Именно в цифровом репродуцировании симуляторный потенциал языка достигает своего апогея. Благодаря цифровым технологиям становится возможным бесконечное воспроизведение знака. Знак обращается в вирус, уничтожающий реальность своего референта. Очень скоро этот процесс репродуцирования знака без сохранения его значения приводит к эффекту, который Бодрийяр именует «пустыней реальности».
Америка представляет собой гигантскую голограмму в том смысле, что информация о целом содержится в каждом из её элементов. Возьмите крошечную стоянку в пустыне, любую улицу любого городка Среднего Запада, парковку, любой калифорнийский дом, Бургеркинг или «Студебеккер» – и перед вами вся Америка юга, севера, востока и запада66
.Понятие «симуляция» вносит новую перспективу в философский дискурс. Эту перспективу можно охарактеризовать как исчезновение реальности. Будучи изъятым из сферы алфавитной последовательности и спроецированным на область видеоэлектронной репликации, знак начинает безгранично разрастаться; при этом возникает вторая, синтетическая реальность, поглощающая первичную реальность тела и природы.
В представлении Бодрийяра Америка выглядит совершенно иначе, чем её увидели ранее Делёз и Гваттари. Не средоточие бесконечной энергии, не изобилие постоянно реактивируемых шизознаков, но гаснущий мир, где реальную жизнь замещает обряженный и набальзамированный труп реальности. Добро пожаловать в пустыню реальности! Что же касается шизофрении, то Бодрийяр трактует её совсем не так, как это делал в своём шизоанализе Феликс Гваттари (с его апологией креативности). У Бодрийяра шизофрения ассоциируется не с креативным изобилием, а с террором.
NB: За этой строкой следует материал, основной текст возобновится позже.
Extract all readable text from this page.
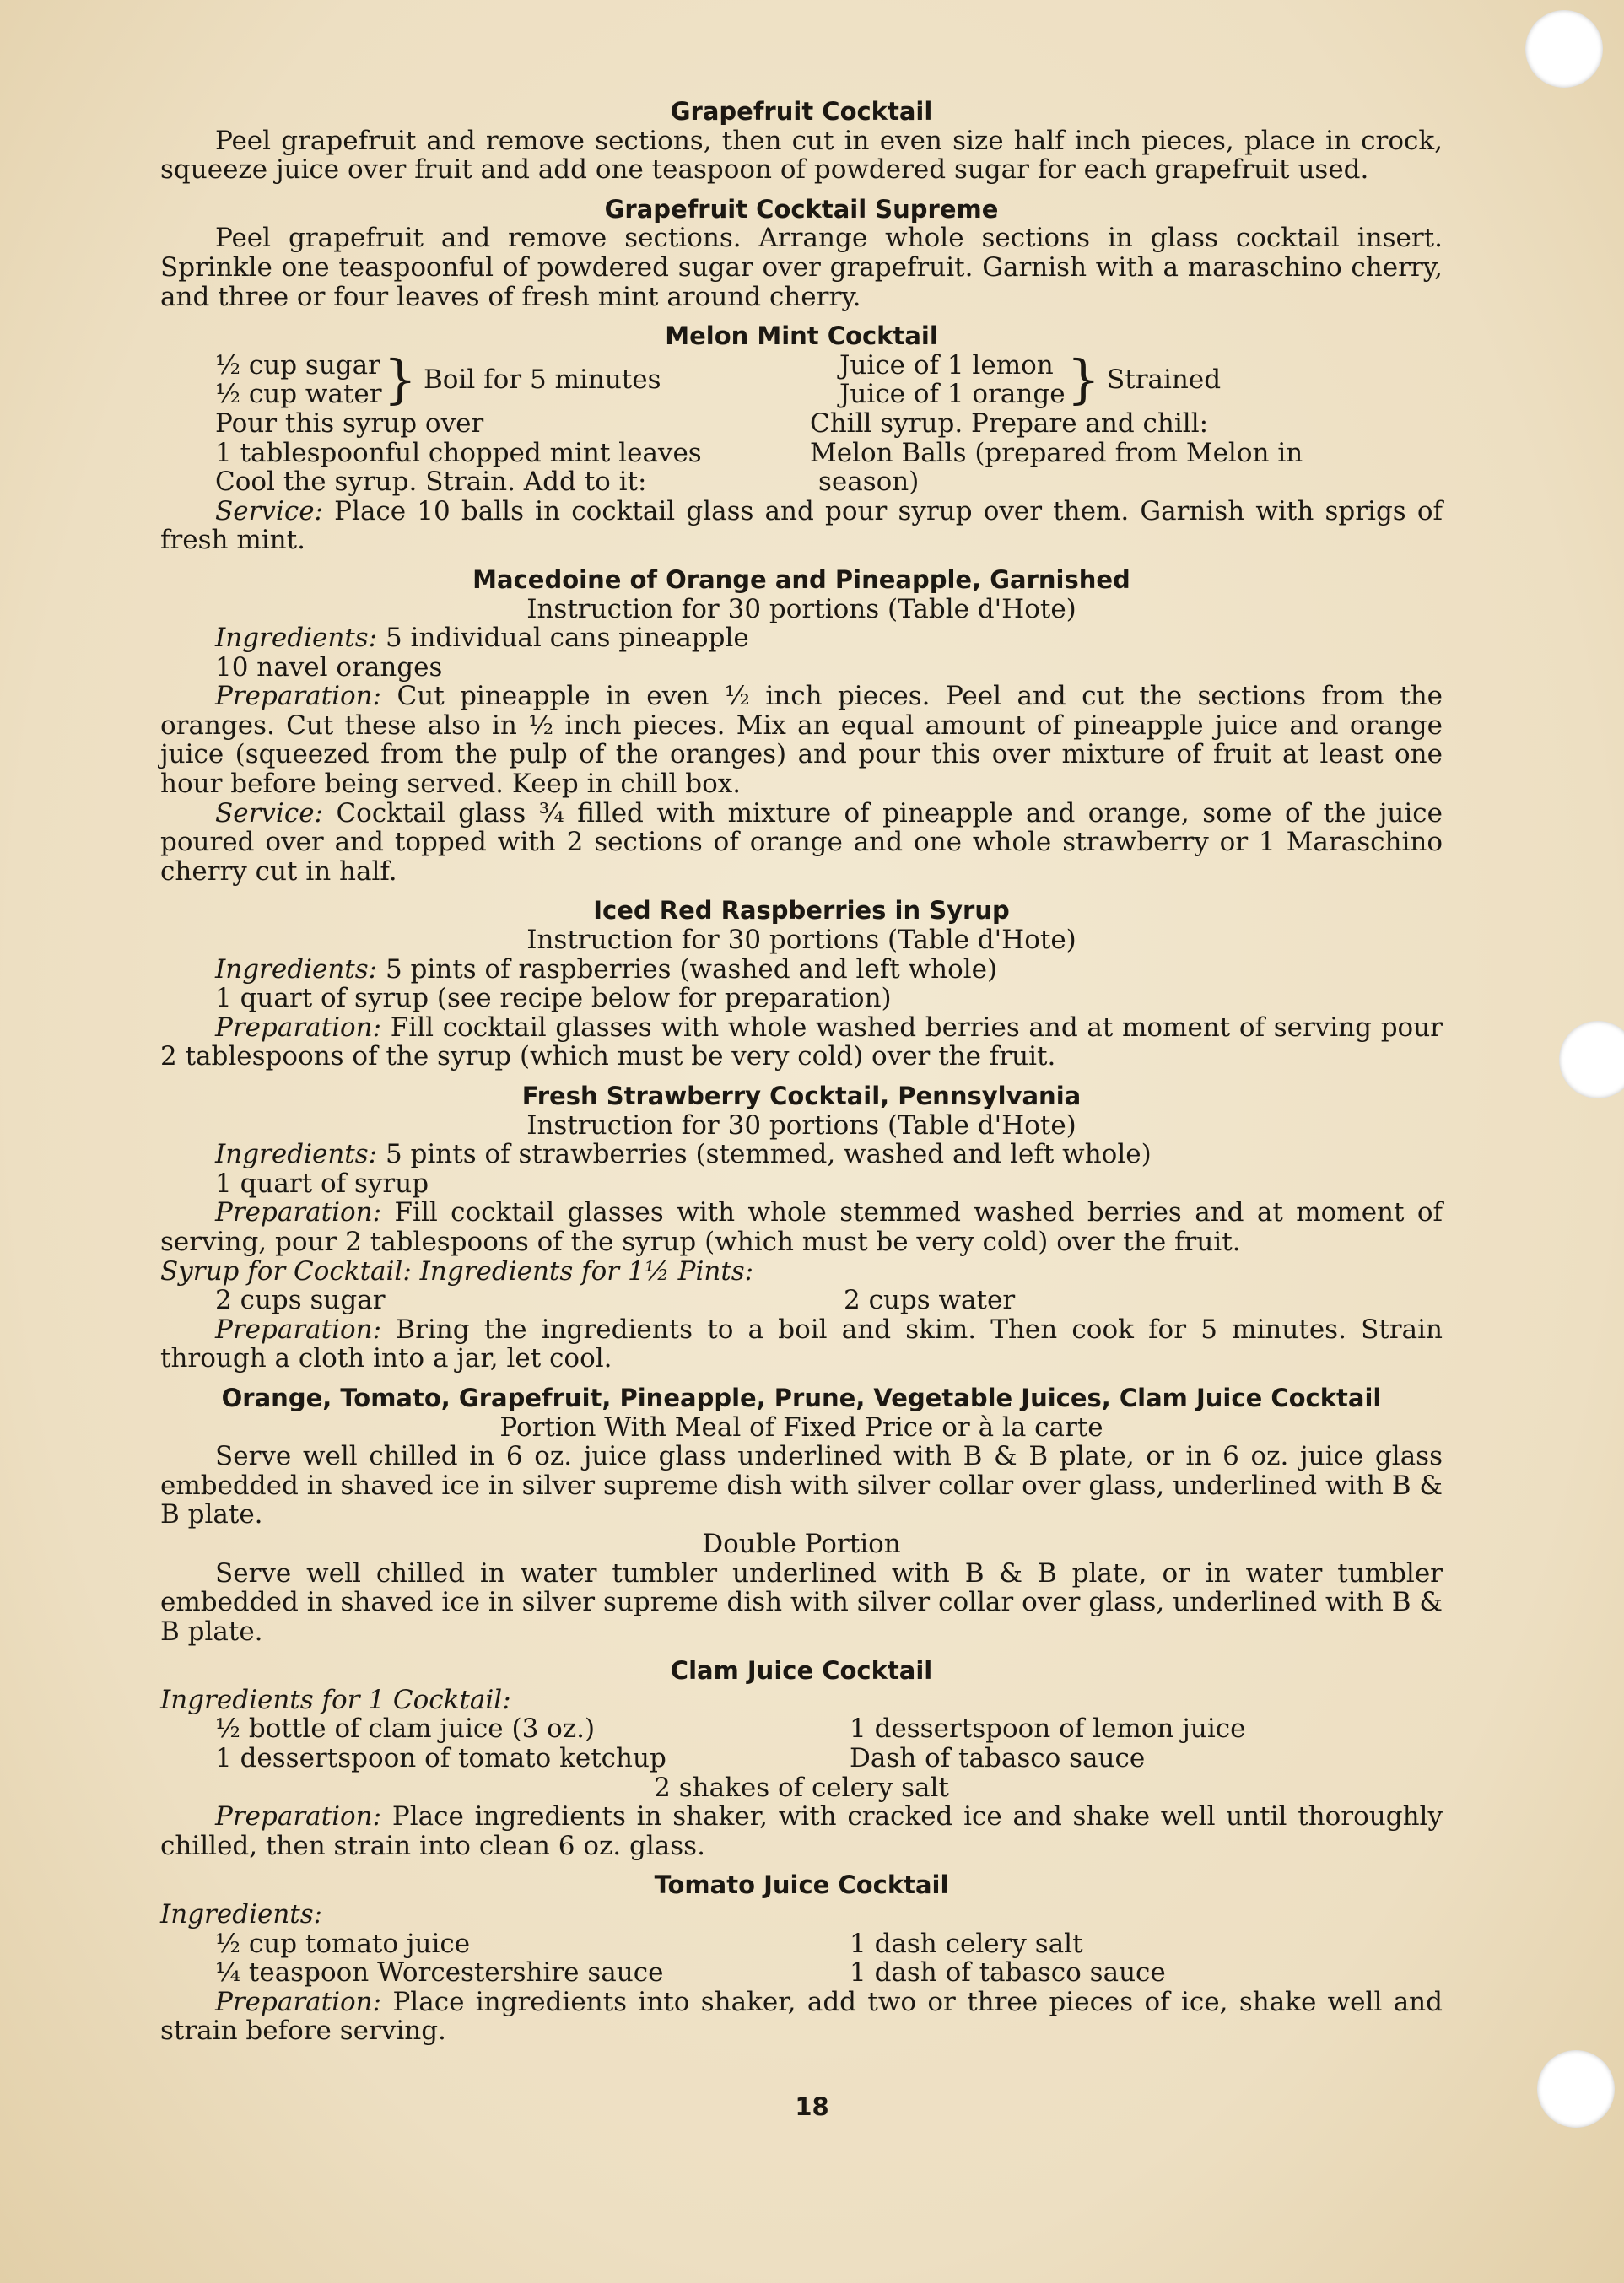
Grapefruit Cocktail

Peel grapefruit and remove sections, then cut in even size half inch pieces, place in crock, squeeze juice over fruit and add one teaspoon of powdered sugar for each grapefruit used.

Grapefruit Cocktail Supreme

Peel grapefruit and remove sections. Arrange whole sections in glass cocktail insert. Sprinkle one teaspoonful of powdered sugar over grapefruit. Garnish with a maraschino cherry, and three or four leaves of fresh mint around cherry.

Melon Mint Cocktail
½ cup sugar
½ cup water } Boil for 5 minutes	Juice of 1 lemon
Juice of 1 orange } Strained
Pour this syrup over	Chill syrup. Prepare and chill:
1 tablespoonful chopped mint leaves	Melon Balls (prepared from Melon in
Cool the syrup. Strain. Add to it:	season)

Service: Place 10 balls in cocktail glass and pour syrup over them. Garnish with sprigs of fresh mint.

Macedoine of Orange and Pineapple, Garnished

Instruction for 30 portions (Table d'Hote)

Ingredients: 5 individual cans pineapple

10 navel oranges

Preparation: Cut pineapple in even ½ inch pieces. Peel and cut the sections from the oranges. Cut these also in ½ inch pieces. Mix an equal amount of pineapple juice and orange juice (squeezed from the pulp of the oranges) and pour this over mixture of fruit at least one hour before being served. Keep in chill box.

Service: Cocktail glass ¾ filled with mixture of pineapple and orange, some of the juice poured over and topped with 2 sections of orange and one whole strawberry or 1 Maraschino cherry cut in half.

Iced Red Raspberries in Syrup

Instruction for 30 portions (Table d'Hote)

Ingredients: 5 pints of raspberries (washed and left whole)

1 quart of syrup (see recipe below for preparation)

Preparation: Fill cocktail glasses with whole washed berries and at moment of serving pour 2 tablespoons of the syrup (which must be very cold) over the fruit.

Fresh Strawberry Cocktail, Pennsylvania

Instruction for 30 portions (Table d'Hote)

Ingredients: 5 pints of strawberries (stemmed, washed and left whole)

1 quart of syrup

Preparation: Fill cocktail glasses with whole stemmed washed berries and at moment of serving, pour 2 tablespoons of the syrup (which must be very cold) over the fruit.

Syrup for Cocktail: Ingredients for 1½ Pints:

2 cups sugar	2 cups water

Preparation: Bring the ingredients to a boil and skim. Then cook for 5 minutes. Strain through a cloth into a jar, let cool.

Orange, Tomato, Grapefruit, Pineapple, Prune, Vegetable Juices, Clam Juice Cocktail

Portion With Meal of Fixed Price or à la carte

Serve well chilled in 6 oz. juice glass underlined with B & B plate, or in 6 oz. juice glass embedded in shaved ice in silver supreme dish with silver collar over glass, underlined with B & B plate.

Double Portion

Serve well chilled in water tumbler underlined with B & B plate, or in water tumbler embedded in shaved ice in silver supreme dish with silver collar over glass, underlined with B & B plate.

Clam Juice Cocktail

Ingredients for 1 Cocktail:

½ bottle of clam juice (3 oz.)	1 dessertspoon of lemon juice
1 dessertspoon of tomato ketchup	Dash of tabasco sauce

2 shakes of celery salt

Preparation: Place ingredients in shaker, with cracked ice and shake well until thoroughly chilled, then strain into clean 6 oz. glass.

Tomato Juice Cocktail

Ingredients:

½ cup tomato juice	1 dash celery salt
¼ teaspoon Worcestershire sauce	1 dash of tabasco sauce

Preparation: Place ingredients into shaker, add two or three pieces of ice, shake well and strain before serving.

18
Я говорю обо всём этом вовсе не затем, чтобы выяснить, кто прав, а кто виноват. Небольшая группа страждущих, утверждающих, что шизофреник наделён творческим потенциалом? Или же одинокий очарованный странник, запечатлевающий на плёнку безмолвную пустыню не существующей более реальности?
Речь сейчас не о том, чтобы изложить аргументы той и другой стороны, а о том, чтобы реконструировать развивавшийся в последние десятилетия XX века процесс, используя при этом понятия, которые способны не только описывать, но и преобразовывать (не мир в целом, а только лишь отношение между сингулярностью и проекциями этого мира).
Полемика между Бодрийяром и Фуко
В середине 1970-х годов территория философии оказалась расчищенной от наследия Гегеля. Философы отказались от понятия «отчуждение», поскольку в общественной практике «отчуждение» обратилось в «чуждость». Воспроизводимость рутинных производственных процессов сменилась отказом от работы и саботажем; одиночество работника конвейера сменилось самоорганизацией индивидов и сплочением мятежных масс. В 1970-х годах восставало тело, позабыв о душе. Тела вновь обретали отведённое им изначально пространство. На одном из феминистских плакатов, которые можно было увидеть в 1977 году на улицах Болоньи, значилось: «Душа темница тела». Именно тогда были начертаны, выкрикнуты и изложены мысли, которым предстояло сделаться пророческими.
В тот период проблему субъективности стали рассматривать под новым углом зрения. Теперь речь шла не о Субъекте (upokeimenos), которому предстоит довести до логического конца истину Истории, но об отдельном индивиде, который встречается с другими проявлениями сингулярности. Актант истории (отдельно взятых историй) отныне не вписан ни в какую структуру, ему нет нужды соблюдать какую бы то ни было готовую канву, разыгрывать какой бы то ни было сценарий.
В середине 1970-х годов во Франции развернулась философская полемика вокруг тех проблем, которые после обрушения диалектики так и не были решены (и выказали свою неопределённость и волатильность). Речь идёт о формировании субъекта и формировании власти.
По ходу этой полемики Бодрийяру пришлось противостоять как авторам «Анти-Эдипа», так и Мишелю Фуко. Хотя указанная полемика стала этапным для развития современной философии событием, однако во многом она до сих пор ещё не изучена. Со стороны Делёза, Гваттари и Фуко, а также со стороны их последователей (среди которых числится и ваш покорный слуга) неизменно наблюдались сдержанность и нежелание вступать в открытую полемику с охочим до споров Бодрийяром, как если бы речь шла об одной из тех парижских интеллектуальных стычек, в которых лучше не принимать участия.
Однако сегодня, по прошествии четырёх десятков лет, мне кажется необходимым откровенно поведать об этой полемике, ведь в её рамках родились некоторые идеи, которые могли бы сегодня пригодиться для выработки нового мировоззренческого синтеза.